I'm asking about the specific mechanics of how these large-scale trades are done. Could it be done by setting a limit buy for 150,000,000 shares of AXP on your regular brokerage and just waiting to collect them all, or is there some other way? Would you need to have millions/billions of free cash reserve floating in a money market fund to do this? I assume he's not using anything regular investors have access to, is that correct?
3 Comments
Sorted by latest first Latest Oldest Best
Berkshire Hathaway has used the mechanism of a public tender offer more than once.
In general in a tender offer, there are a couple of components: the price per share, typically higher than the current market rate; the date range that the offer is open for; and the contingency of a sufficient level of interest, otherwise the deal does not occur. That is, it's worthwhile to offer a premium to attempt to gain 51% of voting shares and take over the company, but perhaps not to pay a premium to end up with a large minority stake.
Usually when a tender offer is made, the market price moves close to the tender price (since there's a high expectation of a floor on the price), though there is still some volatility as there is a chance the contingency is not met, or other investors may now pay attention and decide the company is undervalued and bid the price over the tender offer, potentially in an attempt to get the acquiring company to increase the price offered in the tender.
There are various ways, but generally: they do not do that on exchanges.

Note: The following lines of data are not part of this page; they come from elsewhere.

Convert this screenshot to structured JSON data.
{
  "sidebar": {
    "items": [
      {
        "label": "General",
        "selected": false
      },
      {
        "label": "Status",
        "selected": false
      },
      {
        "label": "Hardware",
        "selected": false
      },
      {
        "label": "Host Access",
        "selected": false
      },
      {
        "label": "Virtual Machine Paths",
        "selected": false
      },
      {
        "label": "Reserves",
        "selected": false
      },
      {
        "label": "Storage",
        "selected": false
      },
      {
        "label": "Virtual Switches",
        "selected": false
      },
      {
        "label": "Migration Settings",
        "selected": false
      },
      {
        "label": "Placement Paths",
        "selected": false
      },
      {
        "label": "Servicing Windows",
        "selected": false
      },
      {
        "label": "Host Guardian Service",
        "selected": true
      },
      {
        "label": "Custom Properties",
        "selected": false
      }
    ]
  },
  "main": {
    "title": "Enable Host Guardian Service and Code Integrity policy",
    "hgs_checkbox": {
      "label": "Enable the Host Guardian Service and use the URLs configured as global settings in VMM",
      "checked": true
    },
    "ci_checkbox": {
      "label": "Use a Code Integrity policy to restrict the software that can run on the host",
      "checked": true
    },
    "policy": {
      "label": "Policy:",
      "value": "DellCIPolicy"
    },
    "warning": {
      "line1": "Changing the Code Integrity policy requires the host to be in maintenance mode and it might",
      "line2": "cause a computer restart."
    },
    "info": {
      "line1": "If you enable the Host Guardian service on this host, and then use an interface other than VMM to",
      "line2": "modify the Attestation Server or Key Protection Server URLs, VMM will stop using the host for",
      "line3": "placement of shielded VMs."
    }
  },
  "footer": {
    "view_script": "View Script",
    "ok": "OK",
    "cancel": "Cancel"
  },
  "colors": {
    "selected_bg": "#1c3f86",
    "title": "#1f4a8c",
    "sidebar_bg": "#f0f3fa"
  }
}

If you try to take over a company or make a large investment, those are prearranged deals that are done off the exchange. They go on the ticker as reported, but not traded.
i.e. Buffet may invest in Company X getting 20% of the shares. Those will either be purchase from large investors (where you actually sit on a table and talk contract) or new shares - in which case again this is negotiated.
You do NOT want to interrupt the flow of the floating shares and you do want to talk terms which often are way more than the price.
Going through the exchange would basically be a hostile takeover bid - and this turn nasty VERY fast and people start bidding the price up.
I assume he's not using anything regular investors have access to, is that correct?
This is wrong and correct. It is correct as in normal investors simply are not able toe buy a large percentage of any traded company - they simply lack the funds. It is incorrect in that there is nothing special about negotiating a deal, it is just that your small account is not worthy any attention of ANY company that is not totally bankrupt. Same like in many other things, those with larger size have advantages ;) And in "real" money, 100 million is small change.
Large orders can be executed in various ways. For a large order but not the size of a Buffett order that you are referring to, it could be accomplished with a hidden order. Large purchases or sales can be executed by an investment bank's block trading desk to find the other side of the trade (pension funds, hedge funds, other investors with large positions, etc). Large institutional block orders are often handled in hidden dark pools not available to the public. These transactions occur within NBBO so as not to move price. Such accumulation can take days or weeks to achieve.